Delhi ist der passende Auftakt für ein Land voller Widersprüche. Immerhin verkörpert die Hauptstadt Indiens selbst einen faszinierenden Antagonismus: Auf der einen Seite präsentiert sich Old Delhi als grandioses Chaos aus Gerüchen, Farben und Geräuschen, aus menschenüberfluteten Gassen und architektonischen Kostbarkeiten wie dem Roten Fort der Moguln oder der Freitagsmoschee Jama Masjid. Auf der anderen Seite wiederum verblüfft das kühn angelegte New Delhi, wo man auf koloniale Prachtstrassen und Regierungsgebäude stösst, auf moderne Geschäftsviertel aus Glas und Stahl und imposante Museen.

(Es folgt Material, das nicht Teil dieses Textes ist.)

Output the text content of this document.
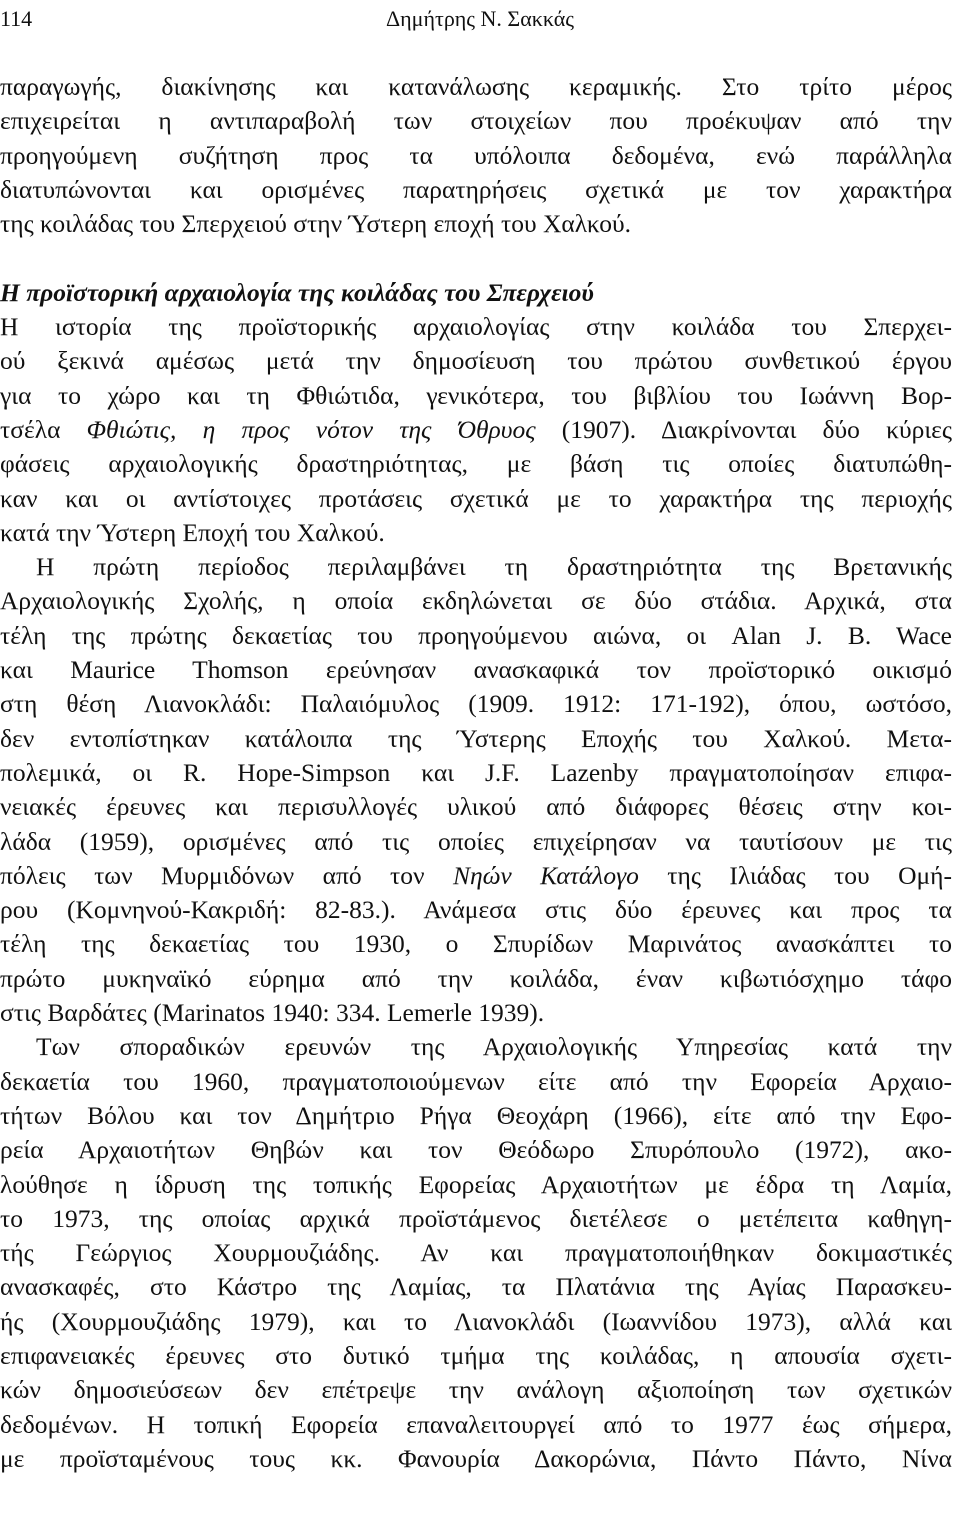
114	Δημήτρης Ν. Σακκάς
παραγωγής, διακίνησης και κατανάλωσης κεραμικής. Στο τρίτο μέρος
επιχειρείται η αντιπαραβολή των στοιχείων που προέκυψαν από την
προηγούμενη συζήτηση προς τα υπόλοιπα δεδομένα, ενώ παράλληλα
διατυπώνονται και ορισμένες παρατηρήσεις σχετικά με τον χαρακτήρα
της κοιλάδας του Σπερχειού στην Ύστερη εποχή του Χαλκού.
Η προϊστορική αρχαιολογία της κοιλάδας του Σπερχειού
Η ιστορία της προϊστορικής αρχαιολογίας στην κοιλάδα του Σπερχει-
ού ξεκινά αμέσως μετά την δημοσίευση του πρώτου συνθετικού έργου
για το χώρο και τη Φθιώτιδα, γενικότερα, του βιβλίου του Ιωάννη Βορ-
τσέλα Φθιώτις, η προς νότον της Όθρυος (1907). Διακρίνονται δύο κύριες
φάσεις αρχαιολογικής δραστηριότητας, με βάση τις οποίες διατυπώθη-
καν και οι αντίστοιχες προτάσεις σχετικά με το χαρακτήρα της περιοχής
κατά την Ύστερη Εποχή του Χαλκού.
Η πρώτη περίοδος περιλαμβάνει τη δραστηριότητα της Βρετανικής
Αρχαιολογικής Σχολής, η οποία εκδηλώνεται σε δύο στάδια. Αρχικά, στα
τέλη της πρώτης δεκαετίας του προηγούμενου αιώνα, οι Alan J. B. Wace
και Maurice Thomson ερεύνησαν ανασκαφικά τον προϊστορικό οικισμό
στη θέση Λιανοκλάδι: Παλαιόμυλος (1909. 1912: 171-192), όπου, ωστόσο,
δεν εντοπίστηκαν κατάλοιπα της Ύστερης Εποχής του Χαλκού. Μετα-
πολεμικά, οι R. Hope-Simpson και J.F. Lazenby πραγματοποίησαν επιφα-
νειακές έρευνες και περισυλλογές υλικού από διάφορες θέσεις στην κοι-
λάδα (1959), ορισμένες από τις οποίες επιχείρησαν να ταυτίσουν με τις
πόλεις των Μυρμιδόνων από τον Νηών Κατάλογο της Ιλιάδας του Ομή-
ρου (Κομνηνού-Κακριδή: 82-83.). Ανάμεσα στις δύο έρευνες και προς τα
τέλη της δεκαετίας του 1930, ο Σπυρίδων Μαρινάτος ανασκάπτει το
πρώτο μυκηναϊκό εύρημα από την κοιλάδα, έναν κιβωτιόσχημο τάφο
στις Βαρδάτες (Marinatos 1940: 334. Lemerle 1939).
Των σποραδικών ερευνών της Αρχαιολογικής Υπηρεσίας κατά την
δεκαετία του 1960, πραγματοποιούμενων είτε από την Εφορεία Αρχαιο-
τήτων Βόλου και τον Δημήτριο Ρήγα Θεοχάρη (1966), είτε από την Εφο-
ρεία Αρχαιοτήτων Θηβών και τον Θεόδωρο Σπυρόπουλο (1972), ακο-
λούθησε η ίδρυση της τοπικής Εφορείας Αρχαιοτήτων με έδρα τη Λαμία,
το 1973, της οποίας αρχικά προϊστάμενος διετέλεσε ο μετέπειτα καθηγη-
τής Γεώργιος Χουρμουζιάδης. Αν και πραγματοποιήθηκαν δοκιμαστικές
ανασκαφές, στο Κάστρο της Λαμίας, τα Πλατάνια της Αγίας Παρασκευ-
ής (Χουρμουζιάδης 1979), και το Λιανοκλάδι (Ιωαννίδου 1973), αλλά και
επιφανειακές έρευνες στο δυτικό τμήμα της κοιλάδας, η απουσία σχετι-
κών δημοσιεύσεων δεν επέτρεψε την ανάλογη αξιοποίηση των σχετικών
δεδομένων. Η τοπική Εφορεία επαναλειτουργεί από το 1977 έως σήμερα,
με προϊσταμένους τους κκ. Φανουρία Δακορώνια, Πάντο Πάντο, Νίνα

Die traditionelle Farbe der Gastlichkeit ziert die «Pink City» Jaipur – anlässlich eines Besuchs des Prinzen von Wales im Jahr 1876 hüllte sich die Hauptstadt Rajasthans in ein warmes Rosa und trägt dieses Farbkleid bis heute. Willkommen geheissen wird man aber allein schon von der Menge an Sehenswürdigkeiten. Sie reichen von der Sternwarte aus dem 18. Jahrhundert bis zum Palast der Winde: Das fünfstöckige Gebäude ist ein gigantisches, fein ziseliertes und von Balkonen übersätes Sandsteingespinst, in dem die Haremsdamen in Dutzenden von Erkern sitzen und Festumzüge beobachten konnten, ohne selbst gesehen zu werden.
Warum das Taj Mahal bei Agra das meistfotografierte Gebäude Indiens ist, verstehen Besucher auf Anhieb. Das legendäre Grabmal, das Kaiser Schah Jehan I. für seine Lieblingsfrau bauen liess, erhebt sich wie ein steinernes Liebesgedicht aus einer Gartenanlage. Rund 1.000 Elefanten schafften die Baumaterialien aus dem ganzen Land herbei, 28 Arten von Edelsteinen und Halbedelsteinen wurden in den schneeweissen Marmor gesetzt. Tausende von Handwerkern arbeiteten 17 Jahre lang an diesem Prachtbau, in dem persische und indische Elemente miteinander verschmelzen.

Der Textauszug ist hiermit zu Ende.